In a recent interview with Rolling Stone, Barack Obama was reminded of his 2008 campaign pledge to not "use Justice Department resources to try and circumvent state laws about medical marijuana."
It's a promise broken, with federal raids on medical marijuana dispensaries exceeding the number of enforcement actions under the Bush administration. Obama's crackdown on medical pot culminated in a raid on Oaksterdam University earlier this month, because apparently Oakland is free of other public safety threats. What's up with that, O-bummer?
Here's what's up: What I specifically said was that we were not going to prioritize prosecutions of persons who are using medical marijuana. I never made a commitment that somehow we were going to give carte blanche to large-scale producers and operators of marijuana [dispensaries] — and the reason is, because it's against federal law. I can't nullify congressional law. I can't ask the Justice Department to say, "Ignore completely a federal law that's on the books." What I can say is, "Use your prosecutorial discretion and properly prioritize your resources to go after things that are really doing folks damage." As a consequence, there haven't been prosecutions of users of marijuana for medical purposes.

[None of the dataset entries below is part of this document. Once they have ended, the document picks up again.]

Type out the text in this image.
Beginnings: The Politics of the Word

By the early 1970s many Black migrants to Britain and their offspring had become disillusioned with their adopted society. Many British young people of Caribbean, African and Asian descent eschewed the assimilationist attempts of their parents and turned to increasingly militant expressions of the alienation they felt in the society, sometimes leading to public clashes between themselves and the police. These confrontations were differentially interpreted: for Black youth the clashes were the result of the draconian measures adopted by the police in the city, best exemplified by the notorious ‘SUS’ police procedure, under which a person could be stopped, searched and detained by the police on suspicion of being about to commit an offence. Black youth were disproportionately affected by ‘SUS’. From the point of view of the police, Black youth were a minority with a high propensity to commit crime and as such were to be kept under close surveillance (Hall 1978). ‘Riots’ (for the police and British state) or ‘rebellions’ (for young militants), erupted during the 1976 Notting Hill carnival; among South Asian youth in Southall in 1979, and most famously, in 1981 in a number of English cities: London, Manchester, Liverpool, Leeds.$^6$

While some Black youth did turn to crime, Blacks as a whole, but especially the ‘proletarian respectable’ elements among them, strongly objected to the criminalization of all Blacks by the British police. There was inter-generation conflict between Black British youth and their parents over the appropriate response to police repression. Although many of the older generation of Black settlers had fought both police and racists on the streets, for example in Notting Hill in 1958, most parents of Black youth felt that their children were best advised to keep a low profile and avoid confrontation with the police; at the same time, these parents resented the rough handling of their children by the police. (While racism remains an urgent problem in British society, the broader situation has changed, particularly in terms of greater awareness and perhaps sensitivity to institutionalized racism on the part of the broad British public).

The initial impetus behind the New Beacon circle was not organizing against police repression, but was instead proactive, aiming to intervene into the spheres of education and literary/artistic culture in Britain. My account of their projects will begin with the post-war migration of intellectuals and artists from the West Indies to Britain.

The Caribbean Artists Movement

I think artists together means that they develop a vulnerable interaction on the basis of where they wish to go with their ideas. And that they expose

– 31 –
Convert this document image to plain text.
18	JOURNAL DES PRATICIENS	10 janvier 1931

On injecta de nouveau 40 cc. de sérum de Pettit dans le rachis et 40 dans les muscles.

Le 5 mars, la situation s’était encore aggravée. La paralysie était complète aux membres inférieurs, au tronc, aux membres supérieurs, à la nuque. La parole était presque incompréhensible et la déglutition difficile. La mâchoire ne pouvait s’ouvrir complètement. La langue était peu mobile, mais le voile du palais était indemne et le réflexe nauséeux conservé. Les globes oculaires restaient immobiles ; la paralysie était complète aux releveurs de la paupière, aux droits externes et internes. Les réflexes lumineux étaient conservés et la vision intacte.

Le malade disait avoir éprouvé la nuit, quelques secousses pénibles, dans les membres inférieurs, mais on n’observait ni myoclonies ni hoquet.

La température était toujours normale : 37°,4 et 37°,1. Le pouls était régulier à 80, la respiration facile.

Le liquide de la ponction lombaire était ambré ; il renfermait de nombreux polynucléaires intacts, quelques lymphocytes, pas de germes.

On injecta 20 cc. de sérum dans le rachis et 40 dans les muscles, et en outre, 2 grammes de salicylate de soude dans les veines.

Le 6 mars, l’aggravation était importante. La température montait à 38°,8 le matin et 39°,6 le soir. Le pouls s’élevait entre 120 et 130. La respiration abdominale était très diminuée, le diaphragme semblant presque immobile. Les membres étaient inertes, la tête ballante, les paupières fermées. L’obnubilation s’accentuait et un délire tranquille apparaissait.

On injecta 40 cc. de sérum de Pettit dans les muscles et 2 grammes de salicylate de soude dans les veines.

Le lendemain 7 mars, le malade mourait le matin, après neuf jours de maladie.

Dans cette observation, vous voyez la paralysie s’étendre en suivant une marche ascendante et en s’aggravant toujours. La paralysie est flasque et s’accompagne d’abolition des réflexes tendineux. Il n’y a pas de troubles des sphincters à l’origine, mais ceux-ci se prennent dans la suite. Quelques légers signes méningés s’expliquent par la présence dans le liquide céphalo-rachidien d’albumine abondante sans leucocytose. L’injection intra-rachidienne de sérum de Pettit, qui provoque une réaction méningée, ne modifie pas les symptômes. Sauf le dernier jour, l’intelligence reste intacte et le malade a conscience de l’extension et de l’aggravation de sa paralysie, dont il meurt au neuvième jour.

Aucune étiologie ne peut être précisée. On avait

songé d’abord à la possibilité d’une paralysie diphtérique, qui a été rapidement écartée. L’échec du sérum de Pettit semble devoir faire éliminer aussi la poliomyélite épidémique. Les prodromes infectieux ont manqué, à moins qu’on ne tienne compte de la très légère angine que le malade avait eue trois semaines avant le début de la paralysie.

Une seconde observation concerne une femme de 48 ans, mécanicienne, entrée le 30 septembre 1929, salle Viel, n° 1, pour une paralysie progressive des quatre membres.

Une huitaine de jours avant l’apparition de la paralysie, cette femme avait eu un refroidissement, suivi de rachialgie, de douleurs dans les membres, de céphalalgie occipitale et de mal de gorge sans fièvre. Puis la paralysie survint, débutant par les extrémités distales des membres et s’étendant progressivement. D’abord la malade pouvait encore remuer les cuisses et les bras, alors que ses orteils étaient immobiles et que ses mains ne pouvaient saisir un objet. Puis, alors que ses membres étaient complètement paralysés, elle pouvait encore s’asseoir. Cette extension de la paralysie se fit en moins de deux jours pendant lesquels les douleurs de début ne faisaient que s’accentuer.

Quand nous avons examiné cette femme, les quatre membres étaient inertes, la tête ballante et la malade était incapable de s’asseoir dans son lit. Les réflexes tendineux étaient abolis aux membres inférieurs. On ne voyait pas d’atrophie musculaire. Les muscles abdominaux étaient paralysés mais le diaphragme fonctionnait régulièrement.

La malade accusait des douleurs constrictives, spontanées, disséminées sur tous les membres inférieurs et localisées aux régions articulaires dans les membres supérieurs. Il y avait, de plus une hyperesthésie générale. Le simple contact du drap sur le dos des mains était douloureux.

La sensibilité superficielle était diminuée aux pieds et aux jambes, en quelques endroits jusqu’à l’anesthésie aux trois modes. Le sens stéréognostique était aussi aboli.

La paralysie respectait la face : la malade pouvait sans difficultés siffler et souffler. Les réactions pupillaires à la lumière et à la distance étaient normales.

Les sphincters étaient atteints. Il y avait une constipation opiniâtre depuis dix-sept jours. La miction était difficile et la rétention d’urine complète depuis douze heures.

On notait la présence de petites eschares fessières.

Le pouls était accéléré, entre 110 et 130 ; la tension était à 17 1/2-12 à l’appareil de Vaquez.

That is some fine, high-grade OG-Kush-potency bullshit. Reason magazine points to a 2008 interview in which candidate Obama was explicitly asked whether he'd stop Drug Enforcement Agency raids on growers and responded by saying, "I would because I think our federal agents have better things to do, like catching criminals and preventing terrorism."
As for Obama's powerlessness in the face of federal law, we're caught in a catch-22. On the one hand, marijuana use is banned. At the same time, it's impossible to understand the administration's position on executive authority without being a little high. President Obama, you see, can unilaterally decide which American citizens to assassinate using drone strikes without congressional authorization or judicial oversight, but he can't ask federal prosecutors to downgrade federal drug cases. It's a problematic position, especially since the classification of marijuana as a Schedule I substance is a determination made by executive agencies, not Congressional action.
With so much evidence arrayed against current policy, many critics of the Obama position insist that campaign contributions from the alcohol and pharmaceutical industries prevent a saner policy toward drug use and medical marijuana in particular. If that's the case, anti-prohibitionists are going to need their own large donors in 2012. I'm looking at you, Big Funyun.